On September 17, 2009, an 87-year-old female nursing home patient began having loose stools. Over the next two months, the patient continued to suffer from C.diff diarrhea, which the nursing home failed timely to diagnose. The nursing home improperly administered Imodium to the patient in response to her diarrhea.
During the time of care, the patient was also a high fall risk based on her history of falls, unsteady gait, muscle weakness, use of assistive devices, diuretic medications, cardiovascular medication, and her C.diff diarrhea. On November 4, 2009, without assistance from the nursing home’s staff, the patient rose from her bed and walked to the bathroom, likely to exercise self-help for her chronic diarrhea. The patient had not been provided by the nursing home with a fall alarm in bed as her medical condition and safety required. The patient sustained a fall in the bathroom doorway. She immediately complained of right shoulder and left leg pain. The patient was assisted back to bed by the nursing home staff, and the patient’s family and treating physician were notified.

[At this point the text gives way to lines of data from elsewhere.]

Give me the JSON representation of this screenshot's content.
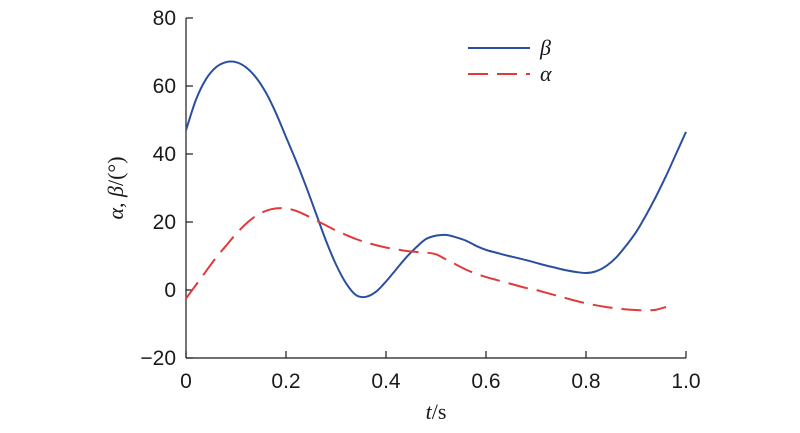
{
  "chart_data": {
    "type": "line",
    "xlabel": "t/s",
    "ylabel": "α, β/(°)",
    "xlim": [
      0,
      1.0
    ],
    "ylim": [
      -20,
      80
    ],
    "xticks": [
      0,
      0.2,
      0.4,
      0.6,
      0.8,
      1.0
    ],
    "xtick_labels": [
      "0",
      "0.2",
      "0.4",
      "0.6",
      "0.8",
      "1.0"
    ],
    "yticks": [
      -20,
      0,
      20,
      40,
      60,
      80
    ],
    "ytick_labels": [
      "−20",
      "0",
      "20",
      "40",
      "60",
      "80"
    ],
    "grid": false,
    "legend_position": "top-right",
    "series": [
      {
        "name": "β",
        "color": "#2b4fa0",
        "dash": "solid",
        "x": [
          0,
          0.02,
          0.04,
          0.06,
          0.08,
          0.1,
          0.12,
          0.14,
          0.16,
          0.18,
          0.2,
          0.22,
          0.24,
          0.26,
          0.28,
          0.3,
          0.32,
          0.34,
          0.36,
          0.38,
          0.4,
          0.42,
          0.44,
          0.46,
          0.48,
          0.5,
          0.52,
          0.54,
          0.56,
          0.58,
          0.6,
          0.62,
          0.64,
          0.66,
          0.68,
          0.7,
          0.72,
          0.74,
          0.76,
          0.78,
          0.8,
          0.82,
          0.84,
          0.86,
          0.88,
          0.9,
          0.92,
          0.94,
          0.96,
          0.98,
          1.0
        ],
        "values": [
          47,
          56,
          62,
          65.5,
          67,
          67,
          65.5,
          62.5,
          58,
          52,
          45,
          38,
          30.5,
          22.5,
          14.5,
          7.5,
          2,
          -1.5,
          -2,
          -0.5,
          2.5,
          6,
          9.5,
          12.5,
          15,
          16,
          16.2,
          15.5,
          14.5,
          13,
          11.8,
          11,
          10.2,
          9.5,
          8.8,
          8,
          7.2,
          6.5,
          5.8,
          5.3,
          5,
          5.5,
          7,
          9.5,
          13,
          17,
          22,
          27.5,
          33.5,
          40,
          46.5
        ]
      },
      {
        "name": "α",
        "color": "#e03a3a",
        "dash": "dashed",
        "x": [
          0,
          0.02,
          0.04,
          0.06,
          0.08,
          0.1,
          0.12,
          0.14,
          0.16,
          0.18,
          0.2,
          0.22,
          0.24,
          0.26,
          0.28,
          0.3,
          0.32,
          0.34,
          0.36,
          0.38,
          0.4,
          0.42,
          0.44,
          0.46,
          0.48,
          0.5,
          0.52,
          0.54,
          0.56,
          0.58,
          0.6,
          0.62,
          0.64,
          0.66,
          0.68,
          0.7,
          0.72,
          0.74,
          0.76,
          0.78,
          0.8,
          0.82,
          0.84,
          0.86,
          0.88,
          0.9,
          0.92,
          0.94,
          0.96
        ],
        "values": [
          -2.5,
          1.5,
          5.5,
          9.5,
          13,
          16.5,
          19.5,
          21.8,
          23.3,
          24,
          24,
          23.3,
          22,
          20.5,
          19,
          17.5,
          16.2,
          15,
          14,
          13.2,
          12.5,
          12,
          11.5,
          11.2,
          11,
          10.5,
          9,
          7.5,
          6,
          4.8,
          3.8,
          3,
          2.2,
          1.4,
          0.6,
          0,
          -0.8,
          -1.6,
          -2.4,
          -3.2,
          -3.9,
          -4.5,
          -5,
          -5.4,
          -5.7,
          -5.9,
          -6,
          -5.8,
          -5
        ]
      }
    ]
  }
}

The patient complained of pain from the fall and advised a CNA she needed to be taken to the emergency room. When the ambulance arrived, the patient was yelling in pain. Her left leg and right shoulder were obviously deformed with swelling and bruising. On examination at the hospital, x-rays revealed fractures of the left proximal tibia and right humeral neck. The patient was placed in a sling for the right arm fracture and a long cast for the left leg fracture. The patient was not a surgical candidate due to her age and activity level, and the orthopedist advised the patient’s family that she would have a prolonged period of immobility. On November 9, 2009, the patient was readmitted to the care of the nursing home and its physician. As a result of the fracture and the patient’s ongoing C.diff diarrhea, she was dependent on staff for all ADLs. The patient’s orthopedist shortly thereafter noted that her leg cast was “soaked with urine.” The cast was removed and replaced with a new cast. The patient’s orthopedist ordered gentle range of motion therapy. On November 21, 2009, the patient was finally tested for and diagnosed with C.diff. The nursing home facility and treating physician did not timely or properly treat the patient for C.diff, and the patient continued to receive Imodium.
On November 27, 2009, the patient was documented as being very confused and disoriented to place, time, and situation. After the nursing home staff found the patient “turned sideways and hanging off the bed x3,” she was finally provided with a bed alarm for safety. On December 10, 2009, the patient’s orthopedist noted her fractures were not healing. On January 7, 2010, the orthopedist documented continued non-union of the fractures, as well as pressure ulcers caused by the leg cast. The patient continued to deteriorate from the combined effects of the fractures and C.diff. The patient’s health continued to decline, and she died on April 2, 2010.
The family contacted us to pursue claims against the nursing home for failing to provide proper care for C. diff and fall prevention. We were able to obtain a generous award for the patient’s family through settlement, which is confidential at the nursing home’s request.